Specifications for the CM1, CM3 and CM3L SODIMM modules can be obtained from the data sheet found on the RPi web page
. Where the CM1 was based upon a BCM2835 CPU (as used on the original RPi and RPi B+ models), the CM3 posesses a quad-core 1.2 GHz BCM2837 processor, just like the RPi 3. It offers 1 Gigabytes of LPDDR2 RAM and 4 Gigabytes eMMC Flash. The ‘L’ version is a CM3 free of eMMC Flash, allowing the owner to connect his/her own personal SD/eMMC product. The pinout of the CM1 and CM3 modules are identical but the CM3 module is one mm higher (31 millimeters).
The money necessary for the new modules isn’t known yet, but since a CM1 retails at about ￡20, a matching price may be anticipated for the CM3.
The CM3 is founded upon the Raspberry Pi 3 hardware and is meant for industrial use in order to give a inexpensive option for individuals to make tailored products based upon the Pi hardware and software system.

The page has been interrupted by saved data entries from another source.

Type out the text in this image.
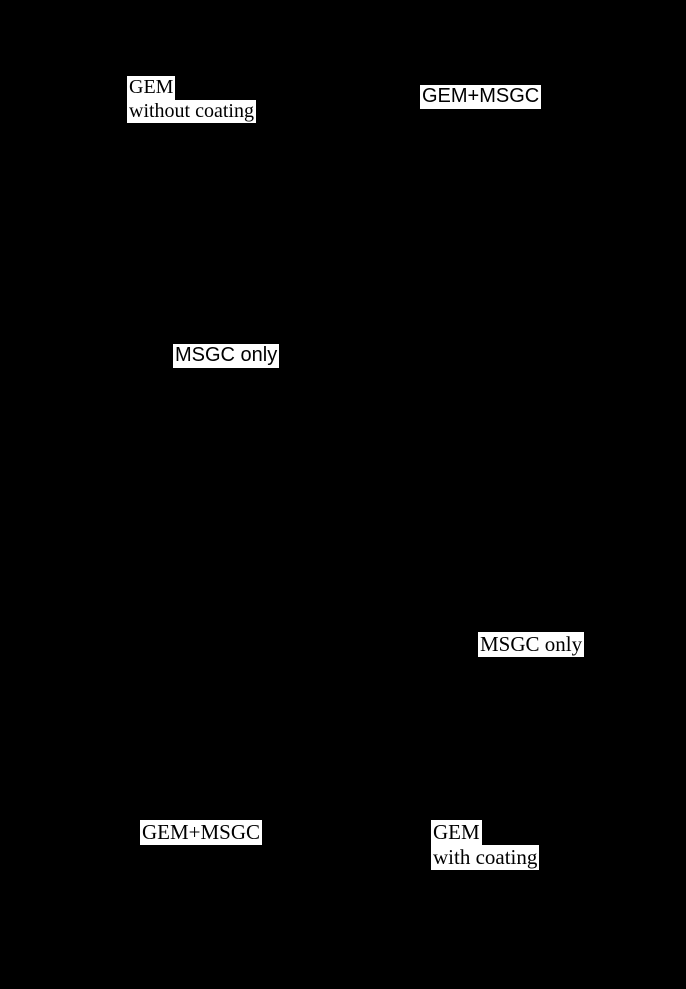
GEM
without coating
GEM+MSGC
MSGC only
MSGC only
GEM+MSGC	GEM
with coating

The Compute Module line is smaller sized and has less capabilities and ports than a standard Raspberry Pi, making it ideal for Internet of Things (IoT) products.
“The module has a standard DDR2 SODIMM form factor, sockets for which are made by a few makers, are easily available in the market, and are inexpensive,” Raspberry Pi COO and hardware lead James Adams claimed in a blog post.
You will find 2 versions of the CM3. And listed below are the technical specs for both of them:
BCM2837 processor chip at to a maximum of 1.2Gigahertz
4Gigabyte of on-module eMMC flash
BCM2837 processor at to a maximum of 1.2GHz
SD card interface on Module pins consequently a customer can wire it up to an eMMC or SD card that they decide on
Both variants can be slotted into a newly released Compute Module IO Board V3 (CMIO3) which lets you execute the following:
Provides necessary power to the CM3
Helps you to program the CM3 Standard’s flash memory or to use an SD card on the Lite version.
Connect to the processor interfaces in a slightly more friendly fashion (pin headers and flexi connectors, just like the Pi)
Supplies the necessary HDMI and USB connectors allowing you to have an complete system that can boot Raspbian (or maybe the Operating system that you choose).
“This board gives you both a starting template for those who want to design with the Compute Module, and a quick way to start experimenting with the hardware, and building and testing a system, before going to the cost of making a customized board,” Adam said.
The older Compute Module model will continue to be provided, for those who do not require the CM3’s performance boost. Depending on Raspberry Pi official magazine The MagPi:
“With some caveats, the CM3 can be used a drop-in replacement for the CM1 being that they are pin compatible; the CM3 is 1mm taller, on the other hand, while the CPU can pull a lot more current from the VBAT power line and will eventually produce a great deal more heat under heavy load.”